Late Supper

Lublin, May 2004

The back door of the police van opened and a really big officer stepped out. "Don't get in!" I recommended.

After a long day of touring we'd arrived in Lublin and dinner was on our own. We checked out the two travel guides we'd brought to locate a restaurant that wouldn't involve much travel. One recommended a restaurant on the same street as the hotel that offered "Polish cuisine in a traditional style." Taking the book with us, on the way out we asked the people at the front desk their opinion. They were not very impressed with that one, recommending two others. One, also featuring Polish cuisine, required a taxi ride. The other, the Oregano, was nearby.

We had read about that restaurant, which featured "Mediterranean" cuisine, in the other guidebook. We asked how to get there, and it sounded simple enough, particularly since one of the desk clerks drew the route on a photocopied map. By then our group had grown to five and we set out.
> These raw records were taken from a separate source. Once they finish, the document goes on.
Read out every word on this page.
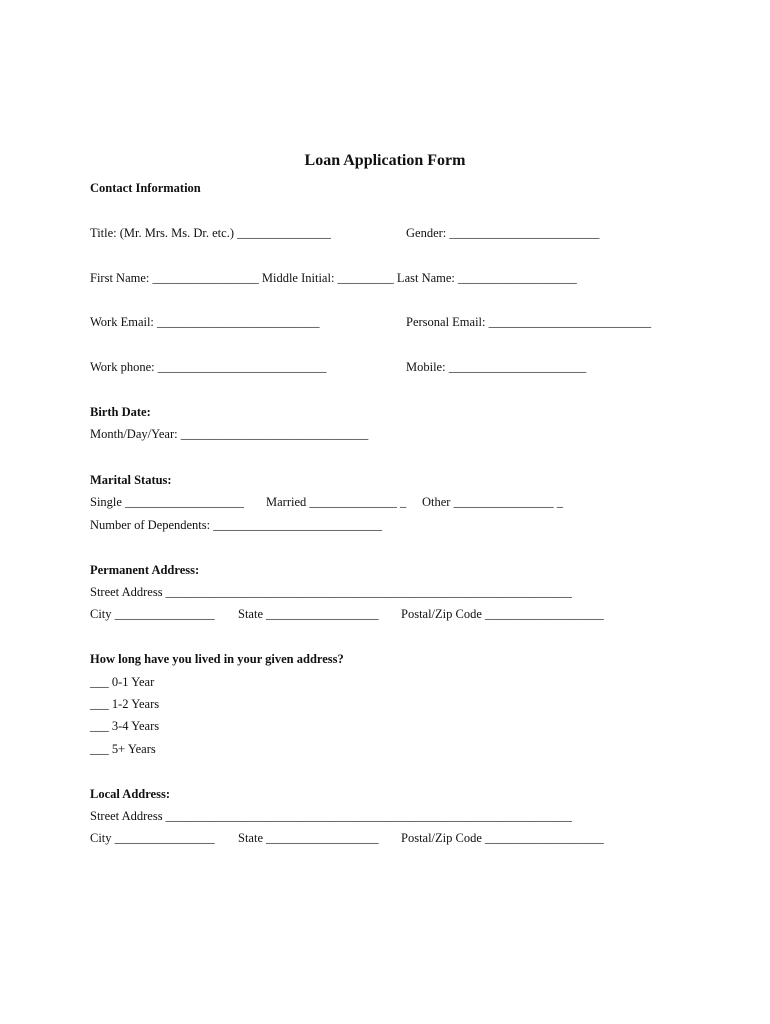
Loan Application Form
Contact Information
Title: (Mr. Mrs. Ms. Dr. etc.) _______________	Gender: ________________________
First Name: _________________ Middle Initial: _________ Last Name: ___________________
Work Email: __________________________	Personal Email: __________________________
Work phone: ___________________________	Mobile: ______________________
Birth Date:
Month/Day/Year: ______________________________
Marital Status:
Single ___________________ Married ______________ _ Other ________________ _
Number of Dependents: ___________________________
Permanent Address:
Street Address _________________________________________________________________
City ________________ State __________________ Postal/Zip Code ___________________
How long have you lived in your given address?
___ 0-1 Year
___ 1-2 Years
___ 3-4 Years
___ 5+ Years
Local Address:
Street Address _________________________________________________________________
City ________________ State __________________ Postal/Zip Code ___________________
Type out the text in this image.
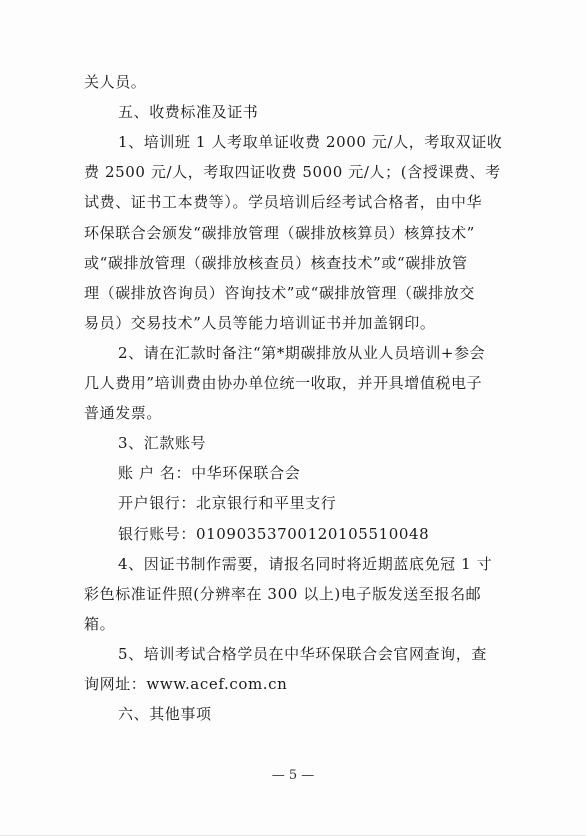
— 5 —
关人员。
五、收费标准及证书
1、培训班 1 人考取单证收费 2000 元/人，考取双证收
费 2500 元/人，考取四证收费 5000 元/人；(含授课费、考
试费、证书工本费等）。学员培训后经考试合格者，由中华
环保联合会颁发“碳排放管理（碳排放核算员）核算技术”
或“碳排放管理（碳排放核查员）核查技术”或“碳排放管
理（碳排放咨询员）咨询技术”或“碳排放管理（碳排放交
易员）交易技术”人员等能力培训证书并加盖钢印。
2、请在汇款时备注“第*期碳排放从业人员培训+参会
几人费用”培训费由协办单位统一收取，并开具增值税电子
普通发票。
3、汇款账号
账 户 名：中华环保联合会
开户银行：北京银行和平里支行
银行账号：01090353700120105510048
4、因证书制作需要，请报名同时将近期蓝底免冠 1 寸
彩色标准证件照(分辨率在 300 以上)电子版发送至报名邮
箱。
5、培训考试合格学员在中华环保联合会官网查询，查
询网址：www.acef.com.cn
六、其他事项
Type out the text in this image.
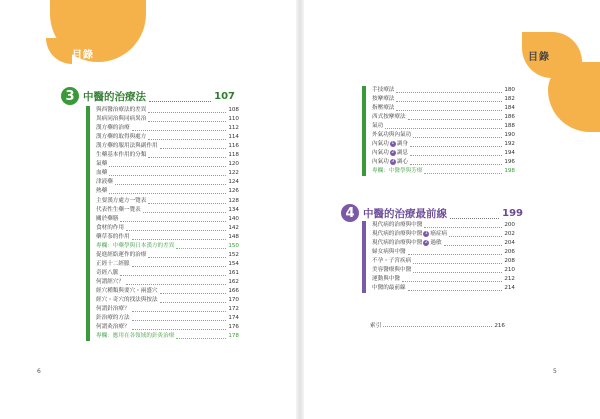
目錄
6
3 中醫的治療法	107
與西醫治療法的差異	108
異病同治與同病異治	110
漢方藥的治療	112
漢方藥的取得與處方	114
漢方藥的服用法與副作用	116
生藥基本作用的分類	118
氣藥	120
血藥	122
津液藥	124
熱藥	126
主要漢方處方一覽表	128
代表性生藥一覽表	134
關於藥膳	140
食材的作用	142
藥草茶的作用	148
專欄：中藥學與日本漢方的差異	150
促進經絡運作的治療	152
正經十二經脈	154
奇經八脈	161
何謂經穴？	162
經穴種類與要穴・兩盛穴	166
經穴・奇穴的找法與按法	170
何謂針治療？	172
針治療的方法	174
何謂灸治療？	176
專欄：應用在各領域的針灸治療	178
目錄
5
手技療法	180
按摩療法	182
指壓療法	184
西式按摩療法	186
氣功	188
外氣功與內氣功	190
內氣功 1 調身	192
內氣功 2 調息	194
內氣功 3 調心	196
專欄：中醫學與芳療	198
4 中醫的治療最前線	199
現代病的治療與中醫	200
現代病的治療與中醫 1 癌症病	202
現代病的治療與中醫 2 過敏	204
婦女病與中醫	206
不孕・子宮疾病	208
美容醫療與中醫	210
運動與中醫	212
中醫的最前線	214
索引	216
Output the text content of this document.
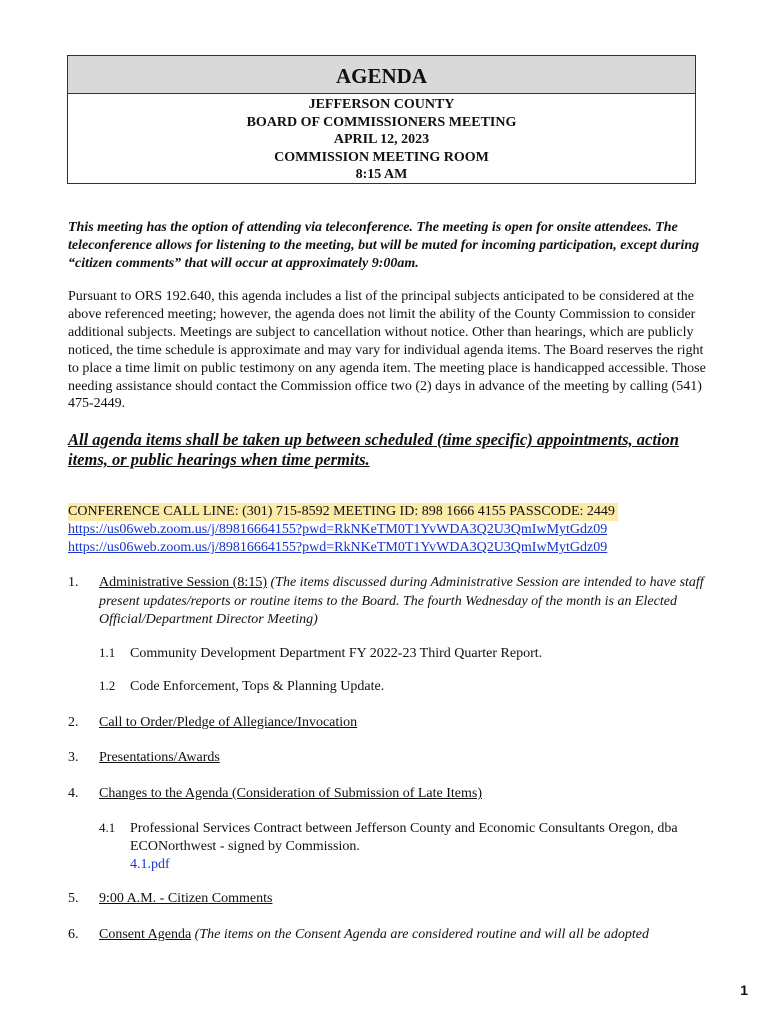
AGENDA
JEFFERSON COUNTY
BOARD OF COMMISSIONERS MEETING
APRIL 12, 2023
COMMISSION MEETING ROOM
8:15 AM

This meeting has the option of attending via teleconference. The meeting is open for onsite attendees. The teleconference allows for listening to the meeting, but will be muted for incoming participation, except during “citizen comments” that will occur at approximately 9:00am.

Pursuant to ORS 192.640, this agenda includes a list of the principal subjects anticipated to be considered at the above referenced meeting; however, the agenda does not limit the ability of the County Commission to consider additional subjects. Meetings are subject to cancellation without notice. Other than hearings, which are publicly noticed, the time schedule is approximate and may vary for individual agenda items. The Board reserves the right to place a time limit on public testimony on any agenda item. The meeting place is handicapped accessible. Those needing assistance should contact the Commission office two (2) days in advance of the meeting by calling (541) 475-2449.

All agenda items shall be taken up between scheduled (time specific) appointments, action items, or public hearings when time permits.

CONFERENCE CALL LINE: (301) 715-8592 MEETING ID: 898 1666 4155 PASSCODE: 2449
https://us06web.zoom.us/j/89816664155?pwd=RkNKeTM0T1YvWDA3Q2U3QmIwMytGdz09
https://us06web.zoom.us/j/89816664155?pwd=RkNKeTM0T1YvWDA3Q2U3QmIwMytGdz09
1. Administrative Session (8:15) (The items discussed during Administrative Session are intended to have staff present updates/reports or routine items to the Board. The fourth Wednesday of the month is an Elected Official/Department Director Meeting)
1.1 Community Development Department FY 2022-23 Third Quarter Report.
1.2 Code Enforcement, Tops & Planning Update.
2. Call to Order/Pledge of Allegiance/Invocation
3. Presentations/Awards
4. Changes to the Agenda (Consideration of Submission of Late Items)
4.1 Professional Services Contract between Jefferson County and Economic Consultants Oregon, dba ECONorthwest - signed by Commission.
4.1.pdf
5. 9:00 A.M. - Citizen Comments
6. Consent Agenda (The items on the Consent Agenda are considered routine and will all be adopted
1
After the McDonalds and the main post office we turned right and began looking for the Oregano on the right. Nothing. The street soon jogged to the right – nothing there either, and it soon ended at another street.
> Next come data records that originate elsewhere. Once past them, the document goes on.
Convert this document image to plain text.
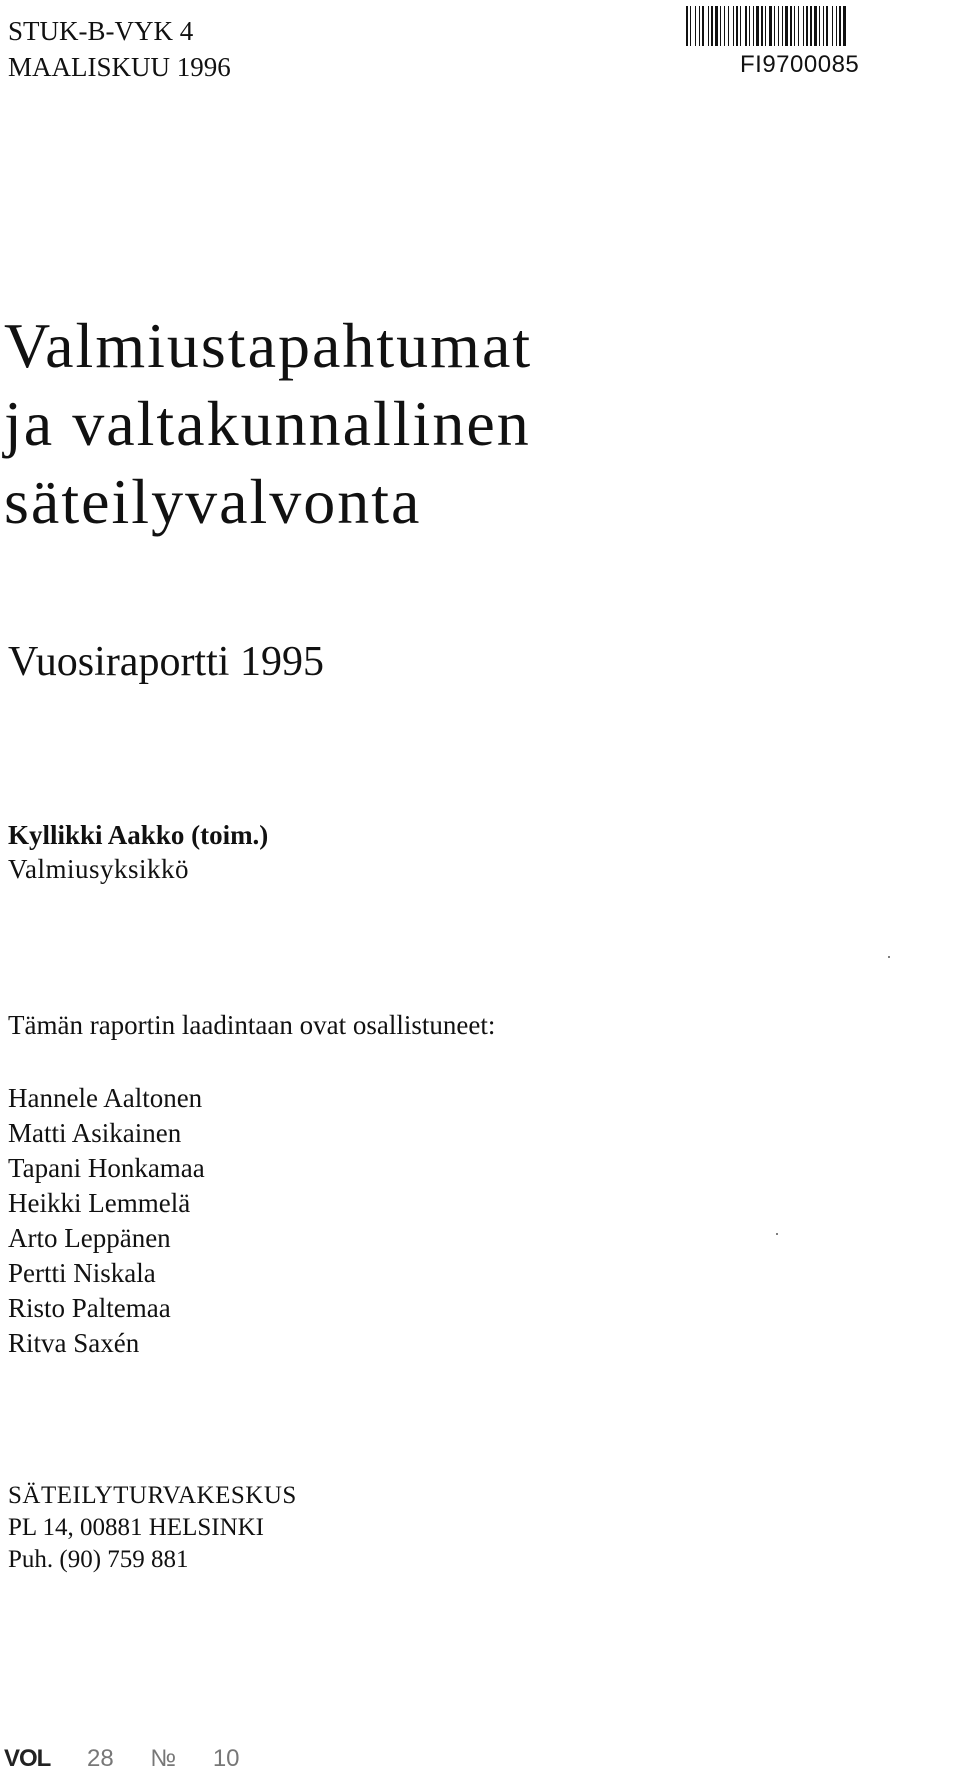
STUK-B-VYK 4
MAALISKUU 1996	FI9700085
Valmiustapahtumat
ja valtakunnallinen
säteilyvalvonta
Vuosiraportti 1995
Kyllikki Aakko (toim.)
Valmiusyksikkö
Tämän raportin laadintaan ovat osallistuneet:
Hannele Aaltonen
Matti Asikainen
Tapani Honkamaa
Heikki Lemmelä
Arto Leppänen
Pertti Niskala
Risto Paltemaa
Ritva Saxén
SÄTEILYTURVAKESKUS
PL 14, 00881 HELSINKI
Puh. (90) 759 881
VOL 28 № 10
We were backtracking when a patrolling police van appeared and, of course, Betty Lou flagged it down. None of the four officers professed to speak any English – or German, or French, or Spanish. We knew for sure that none of us spoke Polish. "Oregano Restaurant" did not elicit any recognition ("restaurant" is very similar in Polish). I may have mentioned that we hadn't brought the guidebook that, among other things, gave the restaurant's address.

I started back to the hotel, but before I'd reached the corner Betty Lou called me back. She had produced a card from the hotel and a policeman called the number with his cell phone. Betty Lou described our problem to the clerk who answered, a different one from the one who had given us the original directions. It turns out that we really should have turned right at the street before the McDonalds, and when the police heard Betty Lou repeat the name as pronounced by the clerk, they said, "Oh! Or-e-GAHN-o!" I'd forgotten that one probably had to pronounce even familiar words with the accent on the next-to-last syllable.

The meal was delicious and quite reasonable by our standards, but, as we discovered the next night, it would have been quicker to go to the more distant restaurant they had suggested.